Chocolate Cake Raspberry

chocolate cake raspberry

Cake:

  • 1 1/2 cups packed almond meal
  • 1/2 cup cocoa powder
  • 1/2 teaspoon baking soda
  • 1 teaspoon sea salt
  • 1 1/2 cups packed pitted dates
  • 1/2 cup filtered water
  • 3 pastured eggs
  • 3 tablespoons coconut oil
  • 2 teaspoons vanilla
  • ½ cup chopped walnuts (optional)

Compote:

  • 1 bag frozen raspberries
  • Pinch of sea salt

Coconut Cream:

  • 1 can organic, full-fat coconut milk, refrigerated overnight
  • Touch of stevia
  1. Preheat oven to 325 degrees.
  2. Mix dry ingredients in a bowl and set aside.
  3. Blend dates and water in blender until smooth paste forms.
  4. Mix date paste with other wet ingredients until smooth.
  5. Add the wet ingredients to the dry and stir until smooth.
  6. Grease an 8″ round cake pan with coconut oil and pour in batter.
  7. Bake for 25-30 minutes or until a toothpick comes out clean.
  8. While cake is baking, heat frozen raspberries in stainless steel pan with a pinch of salt.
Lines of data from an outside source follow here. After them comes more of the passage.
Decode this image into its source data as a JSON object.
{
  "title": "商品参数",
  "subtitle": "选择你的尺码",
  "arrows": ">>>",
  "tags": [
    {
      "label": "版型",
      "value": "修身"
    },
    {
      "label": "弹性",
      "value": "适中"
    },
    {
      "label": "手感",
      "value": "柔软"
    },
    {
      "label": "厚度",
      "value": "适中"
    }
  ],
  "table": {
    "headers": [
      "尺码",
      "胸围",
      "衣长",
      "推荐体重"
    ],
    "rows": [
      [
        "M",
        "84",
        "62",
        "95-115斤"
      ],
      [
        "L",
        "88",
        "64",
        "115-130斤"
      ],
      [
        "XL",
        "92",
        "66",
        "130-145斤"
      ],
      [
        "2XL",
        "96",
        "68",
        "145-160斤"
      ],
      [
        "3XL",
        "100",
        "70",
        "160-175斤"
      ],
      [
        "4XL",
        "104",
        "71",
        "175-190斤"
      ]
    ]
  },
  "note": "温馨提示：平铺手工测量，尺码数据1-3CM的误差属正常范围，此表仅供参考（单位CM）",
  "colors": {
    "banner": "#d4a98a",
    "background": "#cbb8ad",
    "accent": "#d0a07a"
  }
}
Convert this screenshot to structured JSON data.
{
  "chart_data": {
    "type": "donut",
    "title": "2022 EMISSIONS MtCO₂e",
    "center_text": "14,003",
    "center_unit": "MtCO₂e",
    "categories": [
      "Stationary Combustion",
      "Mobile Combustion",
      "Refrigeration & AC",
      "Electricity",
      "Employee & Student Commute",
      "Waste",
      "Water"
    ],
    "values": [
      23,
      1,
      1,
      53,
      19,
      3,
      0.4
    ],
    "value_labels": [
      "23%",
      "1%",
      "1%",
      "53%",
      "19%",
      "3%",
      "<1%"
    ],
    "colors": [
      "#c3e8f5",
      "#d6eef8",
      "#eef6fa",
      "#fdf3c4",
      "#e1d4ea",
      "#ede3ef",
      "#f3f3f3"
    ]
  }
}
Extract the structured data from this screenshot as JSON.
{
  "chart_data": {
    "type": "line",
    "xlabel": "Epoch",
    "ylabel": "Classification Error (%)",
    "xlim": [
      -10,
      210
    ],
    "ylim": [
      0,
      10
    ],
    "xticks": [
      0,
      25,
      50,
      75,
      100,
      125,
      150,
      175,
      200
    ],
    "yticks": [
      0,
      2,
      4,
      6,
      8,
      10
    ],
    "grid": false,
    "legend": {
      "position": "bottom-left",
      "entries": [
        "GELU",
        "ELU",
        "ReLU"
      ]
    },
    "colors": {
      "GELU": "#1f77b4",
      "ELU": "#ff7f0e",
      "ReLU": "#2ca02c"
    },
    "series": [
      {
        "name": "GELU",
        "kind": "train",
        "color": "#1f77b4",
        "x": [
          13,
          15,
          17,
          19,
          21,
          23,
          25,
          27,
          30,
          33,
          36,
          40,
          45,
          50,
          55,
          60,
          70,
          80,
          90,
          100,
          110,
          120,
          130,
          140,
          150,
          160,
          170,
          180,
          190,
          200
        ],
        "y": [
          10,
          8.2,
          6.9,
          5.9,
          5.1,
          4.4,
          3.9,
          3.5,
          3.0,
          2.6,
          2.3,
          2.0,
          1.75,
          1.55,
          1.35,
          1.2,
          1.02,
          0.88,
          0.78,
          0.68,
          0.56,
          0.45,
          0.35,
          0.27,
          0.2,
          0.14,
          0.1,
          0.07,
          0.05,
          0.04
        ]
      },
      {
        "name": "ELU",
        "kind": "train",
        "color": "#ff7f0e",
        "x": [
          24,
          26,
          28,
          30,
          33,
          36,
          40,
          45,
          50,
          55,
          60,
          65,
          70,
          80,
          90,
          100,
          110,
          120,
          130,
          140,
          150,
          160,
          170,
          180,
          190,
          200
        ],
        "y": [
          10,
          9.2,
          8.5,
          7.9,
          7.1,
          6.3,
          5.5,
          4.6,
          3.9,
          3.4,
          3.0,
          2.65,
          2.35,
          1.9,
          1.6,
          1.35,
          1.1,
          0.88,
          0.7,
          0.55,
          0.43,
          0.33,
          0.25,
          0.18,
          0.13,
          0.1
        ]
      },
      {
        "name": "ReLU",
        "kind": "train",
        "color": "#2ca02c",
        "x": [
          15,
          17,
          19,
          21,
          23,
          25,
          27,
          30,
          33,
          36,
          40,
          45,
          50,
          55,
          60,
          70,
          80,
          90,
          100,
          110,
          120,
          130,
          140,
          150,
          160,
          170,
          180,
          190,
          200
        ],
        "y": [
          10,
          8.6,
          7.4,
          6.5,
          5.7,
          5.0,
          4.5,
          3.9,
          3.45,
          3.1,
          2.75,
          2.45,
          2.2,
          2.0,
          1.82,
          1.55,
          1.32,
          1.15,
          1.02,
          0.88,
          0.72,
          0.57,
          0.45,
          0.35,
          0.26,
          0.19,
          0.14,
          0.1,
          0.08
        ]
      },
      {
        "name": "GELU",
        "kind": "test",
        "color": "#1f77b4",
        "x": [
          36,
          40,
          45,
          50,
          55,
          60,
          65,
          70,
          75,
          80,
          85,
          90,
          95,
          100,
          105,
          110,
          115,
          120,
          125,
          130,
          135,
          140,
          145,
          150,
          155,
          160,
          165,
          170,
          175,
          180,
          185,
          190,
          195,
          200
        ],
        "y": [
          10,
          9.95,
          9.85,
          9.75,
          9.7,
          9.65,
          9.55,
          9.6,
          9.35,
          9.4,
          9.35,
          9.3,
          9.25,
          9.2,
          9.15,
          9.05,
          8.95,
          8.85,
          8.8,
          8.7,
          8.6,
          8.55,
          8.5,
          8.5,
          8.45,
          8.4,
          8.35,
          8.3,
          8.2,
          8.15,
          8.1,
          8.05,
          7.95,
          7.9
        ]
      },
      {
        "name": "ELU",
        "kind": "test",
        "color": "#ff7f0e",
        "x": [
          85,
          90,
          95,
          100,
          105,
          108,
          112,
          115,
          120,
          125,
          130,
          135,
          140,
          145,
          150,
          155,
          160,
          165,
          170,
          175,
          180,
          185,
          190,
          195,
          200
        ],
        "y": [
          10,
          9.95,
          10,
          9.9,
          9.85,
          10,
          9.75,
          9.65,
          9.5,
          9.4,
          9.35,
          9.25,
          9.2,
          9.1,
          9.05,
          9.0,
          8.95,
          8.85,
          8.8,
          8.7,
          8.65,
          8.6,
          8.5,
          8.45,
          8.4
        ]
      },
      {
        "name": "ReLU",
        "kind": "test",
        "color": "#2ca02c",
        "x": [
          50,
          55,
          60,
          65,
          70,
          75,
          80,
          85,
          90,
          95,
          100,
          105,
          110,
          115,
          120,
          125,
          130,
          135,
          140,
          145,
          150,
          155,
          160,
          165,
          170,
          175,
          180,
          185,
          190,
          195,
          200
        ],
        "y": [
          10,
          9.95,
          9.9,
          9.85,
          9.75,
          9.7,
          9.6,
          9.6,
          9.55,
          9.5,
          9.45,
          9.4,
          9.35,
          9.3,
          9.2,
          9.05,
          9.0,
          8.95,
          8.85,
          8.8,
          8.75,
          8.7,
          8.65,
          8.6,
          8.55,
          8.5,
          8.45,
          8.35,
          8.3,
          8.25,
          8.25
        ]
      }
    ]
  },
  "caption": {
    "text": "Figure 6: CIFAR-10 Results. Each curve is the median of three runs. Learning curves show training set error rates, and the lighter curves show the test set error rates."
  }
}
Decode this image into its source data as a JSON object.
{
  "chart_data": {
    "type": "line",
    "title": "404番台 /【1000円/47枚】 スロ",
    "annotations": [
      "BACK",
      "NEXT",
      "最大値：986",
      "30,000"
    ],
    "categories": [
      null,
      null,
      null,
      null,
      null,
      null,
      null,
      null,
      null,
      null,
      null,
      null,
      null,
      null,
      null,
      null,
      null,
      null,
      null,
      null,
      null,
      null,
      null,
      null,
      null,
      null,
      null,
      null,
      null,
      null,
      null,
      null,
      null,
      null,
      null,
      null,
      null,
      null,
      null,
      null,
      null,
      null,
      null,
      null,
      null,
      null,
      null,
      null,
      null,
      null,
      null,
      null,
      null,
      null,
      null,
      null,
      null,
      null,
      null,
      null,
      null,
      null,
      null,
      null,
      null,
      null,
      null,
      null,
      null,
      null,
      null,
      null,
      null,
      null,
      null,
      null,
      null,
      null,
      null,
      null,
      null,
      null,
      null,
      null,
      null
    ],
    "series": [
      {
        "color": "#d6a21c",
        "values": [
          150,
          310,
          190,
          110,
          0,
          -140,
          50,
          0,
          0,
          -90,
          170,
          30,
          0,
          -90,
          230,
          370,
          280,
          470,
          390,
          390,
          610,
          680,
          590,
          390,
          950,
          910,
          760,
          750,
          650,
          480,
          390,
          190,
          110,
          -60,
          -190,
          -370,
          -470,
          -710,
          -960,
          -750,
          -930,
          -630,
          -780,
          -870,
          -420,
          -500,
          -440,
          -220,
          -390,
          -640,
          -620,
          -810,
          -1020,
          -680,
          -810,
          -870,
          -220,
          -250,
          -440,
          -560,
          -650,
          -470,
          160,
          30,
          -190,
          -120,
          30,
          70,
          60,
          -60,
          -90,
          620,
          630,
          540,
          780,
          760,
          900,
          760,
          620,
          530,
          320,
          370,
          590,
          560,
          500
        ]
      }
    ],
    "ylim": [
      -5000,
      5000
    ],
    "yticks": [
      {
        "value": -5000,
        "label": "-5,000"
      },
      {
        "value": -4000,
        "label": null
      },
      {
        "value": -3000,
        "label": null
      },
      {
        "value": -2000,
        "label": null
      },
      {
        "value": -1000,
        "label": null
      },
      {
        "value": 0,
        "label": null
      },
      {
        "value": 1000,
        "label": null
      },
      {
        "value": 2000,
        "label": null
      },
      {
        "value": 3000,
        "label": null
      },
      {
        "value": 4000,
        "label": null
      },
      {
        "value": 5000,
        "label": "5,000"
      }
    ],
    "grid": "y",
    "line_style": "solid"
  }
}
Reduce sauce to desired consistency.
  9. Make coconut cream. Coconut cream is simply the “cream” that separates from the water and rises to the top when a can of coconut milk is refrigerated. Mix in a touch of stevia and sea salt to taste.
  10. Once cake is baked, allow to cool and set.
  11. Slice cake and serve with compote and coconut cream (or real heavy whipped cream).